Ancora loro, ancora L'Ekipe Orizzonte. Scudetto numero 25 per il sodalizio etneo (foto DBM)che si aggiudica la serie di finale con la Sis Roma dominando le gare interne, ribadendo alla bella l'importanza del fattore campo in quel di Nesima. "Desidero rivolgere i complimenti a L’Ekipe Orizzonte per il titolo italiano, il sesto consecutivo e venticinquesimo della squadra siciliana. - le parole del presidente della Federnuoto, Paolo Barelli - Questo dimostra l'ottimo lavoro del presidente Tania Di Mario, ancora riferimento in vasca, e dell'allenatrice Martina Miceli che, dopo epocali vittorie da giocatrici, continuano a conseguire successi fuori della vasca: esempio di professionalità, passione e progettualità. Complimenti allo staff, ai dirigenti e alle giocatrici. Così come alla Sis Roma, cui va il plauso per aver combattuto fino alla fine nella serie finale, confermandosi squadra di vertice dopo aver vinto la Coppa Italia. Colgo l'occasione per rivolgere un sentito ringraziamento a tutte le società e alla Pallanuoto italiana che ha affrontato con entusiasmo, idee e sacrifici un'altra stagione impegnativa dimostrando ulteriormente di continuare ad essere riferimento per il movimento internazionale grazie al lavoro piramidale, che coinvolge la base quanto il vertice".
"Orgogliosa delle mie ragazze, della mia società che quest'anno ha fatto scelte importanti - commenta il tecnico de L'Ekipe Orizzonte Martina Miceli - Sapevamo che per vincere quest'anno avremmo dovuto dare qualcosa in più e così è stato. Oggi abbiamo giocato benissimo in difesa con Aurora (Condorelli) che è stata strepitosa. Dopo la prestazione brutta in gara 2, oggi non era facile resettare e giocare bene. La vittoria più bella è la prossima; da domani mattina penseremo alla prossima stagione". Primo titolo di un nuovo ciclo, iniziato la scorsa estate dopo la partenza verso l'Ungheria di capitan Valeria Palmieri e verso la Grecia dell'altra colonna rossazzurra Claudia Marletta. Così la calottina numero 4 de L'Ekipe Orizzonte Giulia Viacava: "Si è vista questo pomeriggio una grandissima squadra che ha messo in acqua rabbia e voglia di vincere. Oggi era obbligatorio non sbagliare. Ci godiamo una meritata festa e poi penseremo al futuro". "Bastava giocare bene, unite e di squadra. - chiosa la player-manager Tania Di Mario - Sapevo che il gruppo oggi avrebbe reagito. Un grazie va a tutta la società, al patron Bartolini e agli sponsor che ci permettono di essere qua. Complimenti anche alla Sis Roma che ha disputato una bellissima finale Scudetto".

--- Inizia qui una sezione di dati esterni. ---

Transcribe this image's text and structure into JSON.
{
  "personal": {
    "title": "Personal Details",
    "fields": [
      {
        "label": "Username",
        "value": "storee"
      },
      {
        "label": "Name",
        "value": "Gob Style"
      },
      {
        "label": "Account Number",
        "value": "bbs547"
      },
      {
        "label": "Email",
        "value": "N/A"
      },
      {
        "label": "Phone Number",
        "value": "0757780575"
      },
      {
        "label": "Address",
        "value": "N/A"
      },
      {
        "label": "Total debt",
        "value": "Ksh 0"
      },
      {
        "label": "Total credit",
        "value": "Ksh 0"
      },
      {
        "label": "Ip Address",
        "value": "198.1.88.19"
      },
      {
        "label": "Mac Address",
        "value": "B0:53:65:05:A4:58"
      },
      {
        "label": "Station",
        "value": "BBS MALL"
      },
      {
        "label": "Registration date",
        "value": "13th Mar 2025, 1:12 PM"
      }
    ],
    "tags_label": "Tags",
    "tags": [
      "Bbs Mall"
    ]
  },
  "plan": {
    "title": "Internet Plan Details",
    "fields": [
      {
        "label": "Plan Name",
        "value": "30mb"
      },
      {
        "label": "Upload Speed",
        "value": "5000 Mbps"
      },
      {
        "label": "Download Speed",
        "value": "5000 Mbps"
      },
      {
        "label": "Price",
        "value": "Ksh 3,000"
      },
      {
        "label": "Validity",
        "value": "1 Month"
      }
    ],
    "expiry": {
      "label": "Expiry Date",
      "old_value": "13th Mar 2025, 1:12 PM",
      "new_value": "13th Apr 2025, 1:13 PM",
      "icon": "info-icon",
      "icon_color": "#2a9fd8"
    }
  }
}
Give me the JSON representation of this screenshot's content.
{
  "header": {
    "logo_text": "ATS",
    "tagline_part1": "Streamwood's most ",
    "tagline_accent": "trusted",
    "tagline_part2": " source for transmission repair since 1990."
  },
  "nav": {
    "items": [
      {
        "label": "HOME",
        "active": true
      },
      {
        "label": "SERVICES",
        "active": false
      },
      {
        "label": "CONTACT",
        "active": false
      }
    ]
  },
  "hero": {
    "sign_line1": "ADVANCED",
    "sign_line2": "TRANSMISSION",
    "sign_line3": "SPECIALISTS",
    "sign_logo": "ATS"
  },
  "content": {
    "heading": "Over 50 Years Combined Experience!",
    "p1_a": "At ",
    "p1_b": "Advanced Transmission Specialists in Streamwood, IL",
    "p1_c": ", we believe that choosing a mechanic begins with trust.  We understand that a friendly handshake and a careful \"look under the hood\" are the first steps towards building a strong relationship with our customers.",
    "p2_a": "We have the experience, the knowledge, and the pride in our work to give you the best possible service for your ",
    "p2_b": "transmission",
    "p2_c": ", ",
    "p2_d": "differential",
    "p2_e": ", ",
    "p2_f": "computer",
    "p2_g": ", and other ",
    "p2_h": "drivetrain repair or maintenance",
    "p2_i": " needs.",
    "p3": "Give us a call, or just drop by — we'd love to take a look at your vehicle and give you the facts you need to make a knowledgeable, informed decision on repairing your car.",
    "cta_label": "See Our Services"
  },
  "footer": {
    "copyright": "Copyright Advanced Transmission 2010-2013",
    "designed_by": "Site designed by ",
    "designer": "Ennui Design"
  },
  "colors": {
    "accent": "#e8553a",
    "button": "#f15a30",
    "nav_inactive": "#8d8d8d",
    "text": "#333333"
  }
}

Rinviato il sogno tricolore della formazione cara a patron Flavio Giustolisi. "Meriti a L'Ekipe Orizzonte. - dichiara l'allenatore della formazione capitolina Marco Capanna - Abbiamo dato tutto quello che era necessario per arrivare fin qui e giocarcela alla pari. Sono molto orgoglioso delle ragazze. È stata una stagione positiva e non banale. Se avessimo vinto anche lo Scudetto oltre alla Coppa Italia sarebbe stata straordinaria. Ci abbiamo creduto". Appende la calottina al chiodo il capitano giallorosso Domitilla Picozzi: "Sono onorata di aver fatto parte di questa squadra. Oggi abbiamo dimostrato di avere un cuore grande. Abbiamo sbagliato molto in attacco ma non abbiamo mai mollato. Sono sicuro che prima o poi la Sis Roma vincerà il campionato. Voglio ringraziare questo mondo che mi ha dato tanto: la mia carriera finisce qui ma sarò sempre tifosa della SIS". "Queste sono partite in cui non bisogna sbagliare nulla. - afferma la calottina numero 5 Chiara Ranalli, di fatto oltre il 70% del fatturato offensivo ospite odierno - Noi abbiamo approcciato male la gara e ci siamo svegliate tardi. Ci portiamo a casa esperienza, con la speranza di non commettere più certi errori in futuro. Vince il campionato chi sbaglia di meno e l'Orizzonte ha meritato".